God has given you His Spirit to fill you and control your life. You used to be mean and hard to live with.  Now you are producing the fruit of the Spirit: love, joy, peace, patience, kindness, goodness, faithfulness, gentleness, and self-control. But that’s just part of your fruit bearing. Paul says bear fruit in every good work. The ultimate fruit God is producing through your life and through all your trials and difficulties is to become more and more like Jesus Christ. Every believer is a branch in the vine of Christ Jesus, and He is pumping His character into your life through His Spirit who lives in you (John 15:5).  

A worthy walk grows in knowing God.  

Colossians 1:10d: and increasing in the knowledge of God;

Sometimes I tell my grandkids, “Okay, I want you to stop growing right now! No more getting older. I like you just the way you are.”  Silly, right?  Paul was never satisfied with the spiritual delivery room. Paul prays for believers to have vigorous growth in knowing God. I love visiting couples in the hospital who are so proud and thankful for their newborn. But it would be weird if six months later I’d visit again and they would be still there with their newborn. As believers we are to grow more and more, but we often feel like we’re standing still. In order to grow we need to know God better. What does that mean? We need to grow in knowing what God is like and how God works. It isn’t difficult or complicated. The only way to know God better is to spend time with Him. Listen to Him through His Word. There He tells us what He is like and how He operates. If you had to write down ten truths about God, what would you write? Take a Psalm like Psalm 103 and jot down from each verse one thing it teaches you about God. See, it is not complicated; it just requires you do it. God is glorified when we love Him enough to study His Word and see His works. That is how we get to know what He is like. That is how we know what pleases Him. That is how to have a worthy walk.

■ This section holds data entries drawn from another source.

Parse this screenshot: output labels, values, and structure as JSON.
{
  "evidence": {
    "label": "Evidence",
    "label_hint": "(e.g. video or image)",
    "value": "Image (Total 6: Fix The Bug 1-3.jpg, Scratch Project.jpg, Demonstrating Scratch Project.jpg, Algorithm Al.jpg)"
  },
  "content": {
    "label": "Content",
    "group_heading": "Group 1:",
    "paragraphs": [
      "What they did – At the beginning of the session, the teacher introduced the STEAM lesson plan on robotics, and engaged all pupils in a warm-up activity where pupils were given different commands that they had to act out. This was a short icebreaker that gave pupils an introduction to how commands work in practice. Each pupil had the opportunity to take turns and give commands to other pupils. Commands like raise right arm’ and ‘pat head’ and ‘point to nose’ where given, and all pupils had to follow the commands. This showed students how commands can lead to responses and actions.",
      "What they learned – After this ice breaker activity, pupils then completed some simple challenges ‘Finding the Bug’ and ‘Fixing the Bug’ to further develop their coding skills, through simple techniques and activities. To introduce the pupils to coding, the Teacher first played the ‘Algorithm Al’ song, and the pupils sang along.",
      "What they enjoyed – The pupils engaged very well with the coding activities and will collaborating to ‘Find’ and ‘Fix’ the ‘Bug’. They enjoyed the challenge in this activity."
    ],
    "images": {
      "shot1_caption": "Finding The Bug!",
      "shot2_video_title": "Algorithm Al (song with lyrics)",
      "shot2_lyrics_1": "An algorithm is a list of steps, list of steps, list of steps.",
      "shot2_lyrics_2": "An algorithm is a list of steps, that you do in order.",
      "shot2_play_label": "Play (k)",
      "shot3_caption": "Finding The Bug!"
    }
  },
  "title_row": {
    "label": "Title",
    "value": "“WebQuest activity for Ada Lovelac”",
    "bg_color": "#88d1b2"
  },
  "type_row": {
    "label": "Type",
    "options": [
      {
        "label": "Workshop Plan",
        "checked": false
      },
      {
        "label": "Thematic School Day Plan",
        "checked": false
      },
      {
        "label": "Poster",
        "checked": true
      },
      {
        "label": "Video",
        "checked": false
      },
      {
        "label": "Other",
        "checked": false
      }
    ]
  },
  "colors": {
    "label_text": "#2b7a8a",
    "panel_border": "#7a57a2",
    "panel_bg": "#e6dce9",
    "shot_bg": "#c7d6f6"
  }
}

This is what Paul unceasingly prayed for God’s people. Let’s each of us commit to pray for one another along these lines this week. Pray we’ll all be filled with God’s will and walk every day worthy of Him, pleasing Him in all we do.  Maybe pull out A.W. Tozer’s book The Knowledge of the Holy and read a few chapters about God’s eternity or infinity or self-existence or His justice. Or pick up Packer’s Knowing God or Jerry Bridges’ Trusting God and deepen your soul in the knowledge of God. But do remember this. God hasn’t revealed Himself to you to puff up your head. Rather, He has revealed Himself to transform your hearts and change your lives.  

God has two challenges for believers from this text. First, pray unceasingly, like your unceasing heart beating. Each of us can improve our prayer life. Second, continue to grow in your knowledge of God and in living with the daily goal of pleasing Him.  

But realize this. If you don’t know Christ personally, you can never grow spiritually or be filled with the knowledge of God’s will. Having a personal relationship with Christ comes when you acknowledge you have sinned against a holy God. You must recognize that Christ died on a cross 2,000 years ago in your place to pay for your sins and that He rose again in three days and now sits at the right hand of God. Now you come to Christ Jesus and by faith trust that He alone can save you from the punishment you deserve. You accept that payment and call on Him to be your Savior and Lord. “Whosoever calls upon the name of the Lord, shall be saved.”  When you do that, you become God’s child and He places His Spirit in you and you become a new creation in Christ. Now you are able to be filled with the knowledge of God’s will by reading and feeding on His Word. Now you will be able to live every day with the goal of pleasing Him.  

May each of us live this week with the goal of pleasing our Lord Jesus.